Friday, October 15, 2010
I think I'm feeling better about myself. I dnt feel myself sayin I'm not pretty as much. I feel better with the choices made & actually he has made that alot better for me. With him thinkin that i'm not thinkin about him jus got me like if that's the case then why think about you.. He was on my mind since it happened but since he believes that I dnt think about him or even love him for that matter, smh, why should I? I've come to a time in my life when I'm tired of bullshit & instead of jus sayin it I'm doin something about it..

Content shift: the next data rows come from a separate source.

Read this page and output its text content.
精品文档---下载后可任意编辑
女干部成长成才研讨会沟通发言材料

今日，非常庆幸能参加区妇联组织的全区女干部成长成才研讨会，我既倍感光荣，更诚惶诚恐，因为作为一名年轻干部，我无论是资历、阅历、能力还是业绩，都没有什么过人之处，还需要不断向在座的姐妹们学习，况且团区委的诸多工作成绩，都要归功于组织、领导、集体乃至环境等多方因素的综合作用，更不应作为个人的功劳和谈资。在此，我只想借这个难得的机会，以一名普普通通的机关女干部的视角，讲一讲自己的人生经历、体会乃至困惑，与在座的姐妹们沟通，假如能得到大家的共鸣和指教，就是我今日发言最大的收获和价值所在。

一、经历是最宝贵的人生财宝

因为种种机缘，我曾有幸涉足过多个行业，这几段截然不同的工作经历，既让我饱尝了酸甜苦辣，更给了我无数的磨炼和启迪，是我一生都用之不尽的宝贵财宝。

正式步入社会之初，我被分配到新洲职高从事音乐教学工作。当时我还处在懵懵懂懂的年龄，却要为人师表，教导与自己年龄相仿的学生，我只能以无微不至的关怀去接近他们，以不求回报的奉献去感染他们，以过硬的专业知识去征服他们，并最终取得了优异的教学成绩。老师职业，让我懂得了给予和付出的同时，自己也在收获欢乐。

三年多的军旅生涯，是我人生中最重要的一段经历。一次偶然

Thursday, October 14, 2010
My Time Is Now
I've wrote down so much in these past couple days & this is the last of it.i'm not gonna go on & on about what happened & how I feel becuz I'm over it. I can feel the beginning of a new me. I can feel myself changing into the woman I really want to be. My cousin told me something that shook me. Becuz of my past w/ my dad I'm used to aggressive love & that's why I was so comfortable & used to the love that was given. I've realized alot of my fathers actions is why I was the way I was in that relationship. Now I kno he dnt care & he isn't thinkin about me but I do love him. Always have & always will but it's time for me to move one & grow. It's time for me to really focus & do me. I'm to young for a serious relationship. I'm focusing on me. I was singing the other day & I think I actually want to go after my forgotten dream. It's time to make me happy & my time is now.